Des chiffres impossibles à vérifier. Par contre, on sait que plus de 10.000 volontaires ont fait le coup de feu aux côtés des moudjahidin afghans contre les Soviétiques.

Et que des milliers d’autres ont rejoint la milice de Kaboul après son accession au pouvoir en 1994.

D’autres encore se sont formés dans des camps islamistes hors d’Afghanistan, au Yémen notamment. L’ambassade de France à Sanaa doit régulièrement s’occuper du rapatriement de jeunes beurs expulsés par les autorités yéménites après un séjour un peu trop voyant dans les camps du nord du pays.
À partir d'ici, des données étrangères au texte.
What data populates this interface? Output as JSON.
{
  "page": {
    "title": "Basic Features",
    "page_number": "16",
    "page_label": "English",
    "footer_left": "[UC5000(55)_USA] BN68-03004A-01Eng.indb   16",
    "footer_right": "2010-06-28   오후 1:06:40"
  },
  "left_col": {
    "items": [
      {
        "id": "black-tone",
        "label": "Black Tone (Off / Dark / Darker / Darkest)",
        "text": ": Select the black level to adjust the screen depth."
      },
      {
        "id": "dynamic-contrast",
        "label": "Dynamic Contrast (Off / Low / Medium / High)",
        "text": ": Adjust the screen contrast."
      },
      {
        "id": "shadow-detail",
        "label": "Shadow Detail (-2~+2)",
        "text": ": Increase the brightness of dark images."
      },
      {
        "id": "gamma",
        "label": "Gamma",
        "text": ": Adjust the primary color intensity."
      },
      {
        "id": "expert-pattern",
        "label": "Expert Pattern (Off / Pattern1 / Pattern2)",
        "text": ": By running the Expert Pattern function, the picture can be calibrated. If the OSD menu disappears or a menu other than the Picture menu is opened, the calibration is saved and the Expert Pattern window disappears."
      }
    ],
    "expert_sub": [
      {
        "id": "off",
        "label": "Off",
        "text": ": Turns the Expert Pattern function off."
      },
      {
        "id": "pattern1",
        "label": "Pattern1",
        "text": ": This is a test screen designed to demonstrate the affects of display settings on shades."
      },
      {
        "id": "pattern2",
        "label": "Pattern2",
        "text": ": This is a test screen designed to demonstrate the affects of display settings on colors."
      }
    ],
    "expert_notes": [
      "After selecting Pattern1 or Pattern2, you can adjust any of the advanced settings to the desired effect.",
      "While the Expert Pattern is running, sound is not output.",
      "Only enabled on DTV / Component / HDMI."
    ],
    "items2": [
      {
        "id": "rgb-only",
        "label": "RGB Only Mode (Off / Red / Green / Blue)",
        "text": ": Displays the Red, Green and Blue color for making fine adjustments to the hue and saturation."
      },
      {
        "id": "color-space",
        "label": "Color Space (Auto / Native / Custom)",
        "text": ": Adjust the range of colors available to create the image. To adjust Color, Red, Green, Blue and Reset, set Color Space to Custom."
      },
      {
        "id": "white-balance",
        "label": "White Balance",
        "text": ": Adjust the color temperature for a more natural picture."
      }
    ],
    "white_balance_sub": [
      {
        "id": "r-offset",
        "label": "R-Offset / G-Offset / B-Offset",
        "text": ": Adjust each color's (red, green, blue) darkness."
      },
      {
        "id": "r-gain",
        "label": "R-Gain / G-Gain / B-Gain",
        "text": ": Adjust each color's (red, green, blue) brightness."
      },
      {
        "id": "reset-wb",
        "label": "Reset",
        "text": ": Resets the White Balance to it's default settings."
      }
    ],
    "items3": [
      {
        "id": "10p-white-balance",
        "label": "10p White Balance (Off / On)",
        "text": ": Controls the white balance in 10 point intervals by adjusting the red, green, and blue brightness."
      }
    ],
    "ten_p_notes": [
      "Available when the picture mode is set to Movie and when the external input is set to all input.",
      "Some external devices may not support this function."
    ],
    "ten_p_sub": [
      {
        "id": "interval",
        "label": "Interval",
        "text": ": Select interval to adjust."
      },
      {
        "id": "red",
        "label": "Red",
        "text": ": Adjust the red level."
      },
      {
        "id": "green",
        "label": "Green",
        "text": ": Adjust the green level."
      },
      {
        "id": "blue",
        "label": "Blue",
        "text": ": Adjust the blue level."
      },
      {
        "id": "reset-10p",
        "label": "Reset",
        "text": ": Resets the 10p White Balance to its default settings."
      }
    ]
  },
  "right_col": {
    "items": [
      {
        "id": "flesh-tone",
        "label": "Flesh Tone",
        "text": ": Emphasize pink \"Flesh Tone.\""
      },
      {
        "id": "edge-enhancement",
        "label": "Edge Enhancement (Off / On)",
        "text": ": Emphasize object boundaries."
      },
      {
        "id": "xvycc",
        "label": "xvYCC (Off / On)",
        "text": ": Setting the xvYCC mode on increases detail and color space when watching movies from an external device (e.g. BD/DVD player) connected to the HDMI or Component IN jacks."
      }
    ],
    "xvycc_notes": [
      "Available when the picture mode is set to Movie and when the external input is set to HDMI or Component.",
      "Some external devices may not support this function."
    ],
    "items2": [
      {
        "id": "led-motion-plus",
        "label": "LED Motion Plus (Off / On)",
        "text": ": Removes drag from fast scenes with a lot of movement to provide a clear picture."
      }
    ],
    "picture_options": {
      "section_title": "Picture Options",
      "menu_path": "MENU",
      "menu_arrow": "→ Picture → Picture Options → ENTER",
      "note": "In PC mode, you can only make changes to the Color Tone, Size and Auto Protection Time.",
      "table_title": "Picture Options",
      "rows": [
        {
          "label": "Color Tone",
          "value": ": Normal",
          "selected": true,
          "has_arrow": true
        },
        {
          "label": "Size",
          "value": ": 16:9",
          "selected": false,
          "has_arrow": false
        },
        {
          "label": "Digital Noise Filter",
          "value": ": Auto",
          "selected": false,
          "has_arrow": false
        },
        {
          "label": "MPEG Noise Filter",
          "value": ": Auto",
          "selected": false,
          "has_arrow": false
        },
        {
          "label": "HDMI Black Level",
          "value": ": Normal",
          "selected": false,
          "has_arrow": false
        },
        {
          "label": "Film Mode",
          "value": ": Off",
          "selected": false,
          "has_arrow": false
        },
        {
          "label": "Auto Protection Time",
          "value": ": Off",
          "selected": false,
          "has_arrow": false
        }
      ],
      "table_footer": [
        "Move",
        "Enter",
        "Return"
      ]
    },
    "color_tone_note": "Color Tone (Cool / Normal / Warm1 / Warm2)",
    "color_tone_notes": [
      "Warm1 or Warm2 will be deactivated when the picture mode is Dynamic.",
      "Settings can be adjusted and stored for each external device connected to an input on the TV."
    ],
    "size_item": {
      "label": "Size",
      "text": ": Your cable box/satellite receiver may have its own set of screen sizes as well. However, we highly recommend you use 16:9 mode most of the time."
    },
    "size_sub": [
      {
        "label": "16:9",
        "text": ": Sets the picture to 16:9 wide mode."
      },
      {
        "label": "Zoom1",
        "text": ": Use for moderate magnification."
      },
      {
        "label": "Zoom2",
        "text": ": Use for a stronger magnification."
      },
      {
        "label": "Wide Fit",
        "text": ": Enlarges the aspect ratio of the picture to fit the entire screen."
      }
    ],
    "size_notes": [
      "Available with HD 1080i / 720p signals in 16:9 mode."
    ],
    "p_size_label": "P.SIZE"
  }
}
Quel est le profil de ces mercenaires français de la guerre sainte ? Il y a bien sûr quelques « Gaulois » convertis. C’est le cas de Lionel Dumont, lié au gang de Roubaix, responsable d’attaques sanglantes dans la région lilloise en 1996, qui s’est égaré en Bosnie.

Ceux-là sont souvent des petites frappes, zonant à la frontière du droit commun et du militantisme. La flamme révolutionnaire a transformé leur médiocre destin. En d’autres temps, ils se seraient enrôlés sous une bannière rouge. Les « talibans » américains, australiens ou d’autres pays du « premier Monde » doivent leur ressembler.

Mais la majorité des volontaires hexagonaux d’Afghanistan ont la double nationalité, française et algérienne, tunisienne ou marocaine. « Ce ne sont pas forcément des voyous, explique un spécialiste, ils sont aussi rarement issus de familles au tropisme islamiste.

Au contraire, ils ont souvent été réislamisés récemment, souvent de manière superficielle ou caricaturale. » Parce que l’ascenseur social est tombé en panne. Ou parce que leur fameuse quête de sens s’est heurtée à la pâleur de leur quotidien, ils ont rejoint la grande famille des Afghans.

La grande peur des services occidentaux est désormais de voir la mauvaise partition de 1990 se rejouer autour de l’Afghanistan. A l’époque, le retrait soviétique avait donné le signal de l’éparpillement pour les « moudjahidin » étrangers, désormais désœuvrés.

On les avait retrouvés derrière les meurtres sanglants d’Alger ou les lâches attentats de Paris.
Aujourd’hui, les Américains viennent de donner un grand coup de pied dans la fourmilière afghane.

Sans parvenir à piéger tous les soldats de la « Légion étrangère » de Ben Laden. D’où le risque de voir les « Afghans » d’Occident revenir exercer de sinistres talents sur leur terre natale.